Há na vida sucessivos "saltos em altura" que temos de ir fazemdo, gostemos ou não: "c'est la vie", como dizia um conhecido político luso.
Num exame todos os alunos são confrontados com as mesmas provas, nas mesmas condições, com as mesmas oportunidades, colhendo o que semearam até aí. Quem semeou, colhe; quem não semeou... azarucho", como dizia um advogado de certo ex-político nacional. O mal está na pretensão/exigência/aspiração de que quem não semeou possa colher do mesmo modo que os que semearam. E também reside na vontade, implícito ou explícita de equiparar o esforço e o trabalho à preguiça e ao desinteresse.

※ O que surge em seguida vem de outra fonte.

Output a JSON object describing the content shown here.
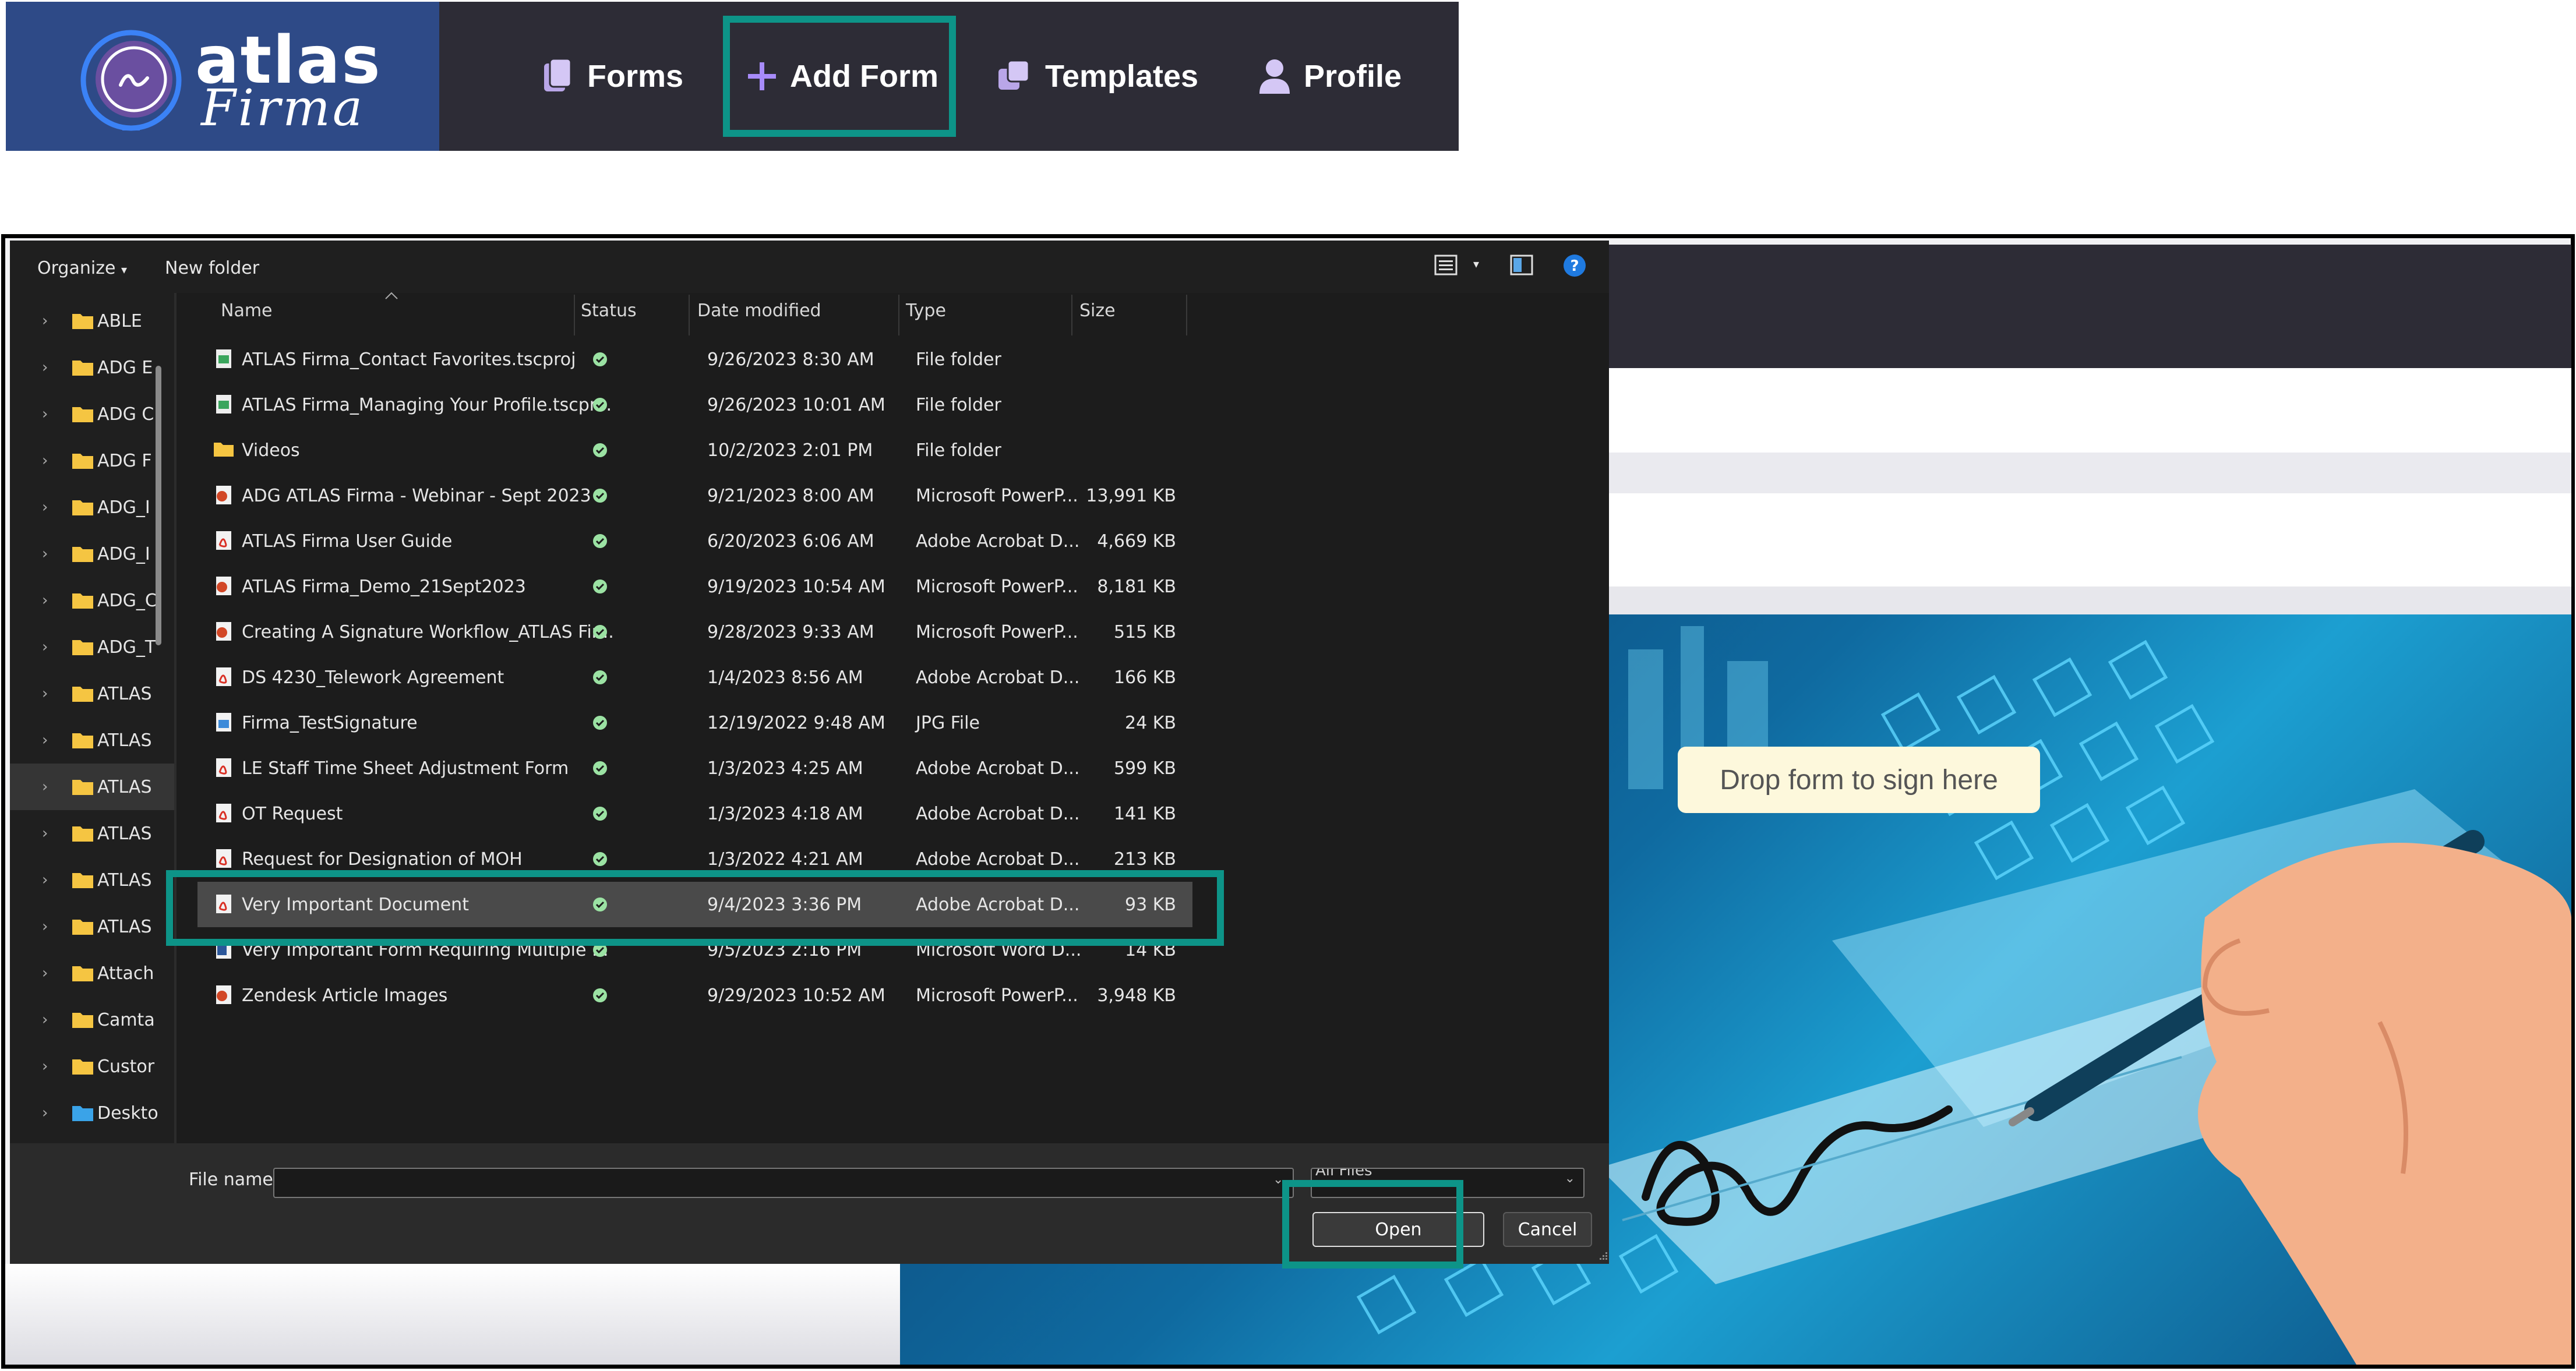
{
  "navbar": {
    "logo_word": "atlas",
    "logo_script": "Firma",
    "items": [
      {
        "label": "Forms",
        "icon": "forms-icon"
      },
      {
        "label": "Add Form",
        "icon": "plus-icon"
      },
      {
        "label": "Templates",
        "icon": "templates-icon"
      },
      {
        "label": "Profile",
        "icon": "user-icon"
      }
    ]
  },
  "background": {
    "drop_zone_text": "Drop form to sign here"
  },
  "dialog": {
    "toolbar": {
      "organize": "Organize",
      "new_folder": "New folder"
    },
    "nav_folders": [
      "ABLE",
      "ADG E",
      "ADG C",
      "ADG F",
      "ADG_I",
      "ADG_I",
      "ADG_C",
      "ADG_T",
      "ATLAS",
      "ATLAS",
      "ATLAS",
      "ATLAS",
      "ATLAS",
      "ATLAS",
      "Attach",
      "Camta",
      "Custor",
      "Deskto"
    ],
    "columns": {
      "name": "Name",
      "status": "Status",
      "date": "Date modified",
      "type": "Type",
      "size": "Size"
    },
    "files": [
      {
        "name": "ATLAS Firma_Contact Favorites.tscproj",
        "date": "9/26/2023 8:30 AM",
        "type": "File folder",
        "size": "",
        "icon": "project-icon"
      },
      {
        "name": "ATLAS Firma_Managing Your Profile.tscpr...",
        "date": "9/26/2023 10:01 AM",
        "type": "File folder",
        "size": "",
        "icon": "project-icon"
      },
      {
        "name": "Videos",
        "date": "10/2/2023 2:01 PM",
        "type": "File folder",
        "size": "",
        "icon": "folder-icon"
      },
      {
        "name": "ADG ATLAS Firma - Webinar - Sept 2023",
        "date": "9/21/2023 8:00 AM",
        "type": "Microsoft PowerP...",
        "size": "13,991 KB",
        "icon": "powerpoint-icon"
      },
      {
        "name": "ATLAS Firma User Guide",
        "date": "6/20/2023 6:06 AM",
        "type": "Adobe Acrobat D...",
        "size": "4,669 KB",
        "icon": "pdf-icon"
      },
      {
        "name": "ATLAS Firma_Demo_21Sept2023",
        "date": "9/19/2023 10:54 AM",
        "type": "Microsoft PowerP...",
        "size": "8,181 KB",
        "icon": "powerpoint-icon"
      },
      {
        "name": "Creating A Signature Workflow_ATLAS Fir...",
        "date": "9/28/2023 9:33 AM",
        "type": "Microsoft PowerP...",
        "size": "515 KB",
        "icon": "powerpoint-icon"
      },
      {
        "name": "DS 4230_Telework Agreement",
        "date": "1/4/2023 8:56 AM",
        "type": "Adobe Acrobat D...",
        "size": "166 KB",
        "icon": "pdf-icon"
      },
      {
        "name": "Firma_TestSignature",
        "date": "12/19/2022 9:48 AM",
        "type": "JPG File",
        "size": "24 KB",
        "icon": "image-icon"
      },
      {
        "name": "LE Staff Time Sheet Adjustment Form",
        "date": "1/3/2023 4:25 AM",
        "type": "Adobe Acrobat D...",
        "size": "599 KB",
        "icon": "pdf-icon"
      },
      {
        "name": "OT Request",
        "date": "1/3/2023 4:18 AM",
        "type": "Adobe Acrobat D...",
        "size": "141 KB",
        "icon": "pdf-icon"
      },
      {
        "name": "Request for Designation of MOH",
        "date": "1/3/2022 4:21 AM",
        "type": "Adobe Acrobat D...",
        "size": "213 KB",
        "icon": "pdf-icon"
      },
      {
        "name": "Very Important Document",
        "date": "9/4/2023 3:36 PM",
        "type": "Adobe Acrobat D...",
        "size": "93 KB",
        "icon": "pdf-icon",
        "selected": true
      },
      {
        "name": "Very Important Form Requiring Multiple ...",
        "date": "9/5/2023 2:16 PM",
        "type": "Microsoft Word D...",
        "size": "14 KB",
        "icon": "word-icon"
      },
      {
        "name": "Zendesk Article Images",
        "date": "9/29/2023 10:52 AM",
        "type": "Microsoft PowerP...",
        "size": "3,948 KB",
        "icon": "powerpoint-icon"
      }
    ],
    "file_name_label": "File name:",
    "file_name_value": "",
    "file_type": "All Files",
    "open_label": "Open",
    "cancel_label": "Cancel"
  },
  "colors": {
    "highlight": "#0d9488",
    "navbar": "#2d2c36",
    "logo_bg": "#2e4a87",
    "accent_purple": "#a78bfa"
  }
}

Num exame, avalia-se sem a disparidade local,sem o "nacional porreirismo" de certas escolas ou as facilities de alguns locais.
Guilherme de Almeida
Caro leitor Guilherme de Almeida
Eu estava a referir-me a Portugal. Não conheço bem o que se passa noutros países para fazer comparações seguras. Ainda assim tenho ideia de que Espanha e França acompanham-nos de modo muito próximo.
A verdade é que infelizmente as concepções de educação, as ideias que, afinal, a conduzem, estão bastante partidarizadas, umas são reivindicadas pelos partidos mais à direita e de outras são reivindicadas pelos partidos mais à esquerda.
É um erro enorme organizar-se a educação em função de dicotomias de tal ordem, além de não fazer qualquer sentido em democracia, contexto em que a educação deveria ser pensada na lógica dos mais elevados padrões de aprendizagem para todos.
Maria Helena Damião
Rectifico: No meu texto acima, assinado "Guilherme de Almeida" subsistiram alguns erros de "teclagem" que seria fastidioso repisar e não impedem a leitura nem o sentido da mensagem.
O texto reflecte a minha visão e experiência pessoais como pai e profissionais como professor com mais de 36 anos vividos nesse contexto.
Concordo com a mensagem acima, de Helena Damião, no sentido de que não devia fazer-se a referida dicotomia. Para mais, há a assinalar a conhecida exigência dos sistemas educativos dos países que tradicionalmente se consideram com regimes de esquerda, em contradição com o que algumas esquerdas portuguesas tomam como certezas de um novo ministro que, barbudo mas imberbe.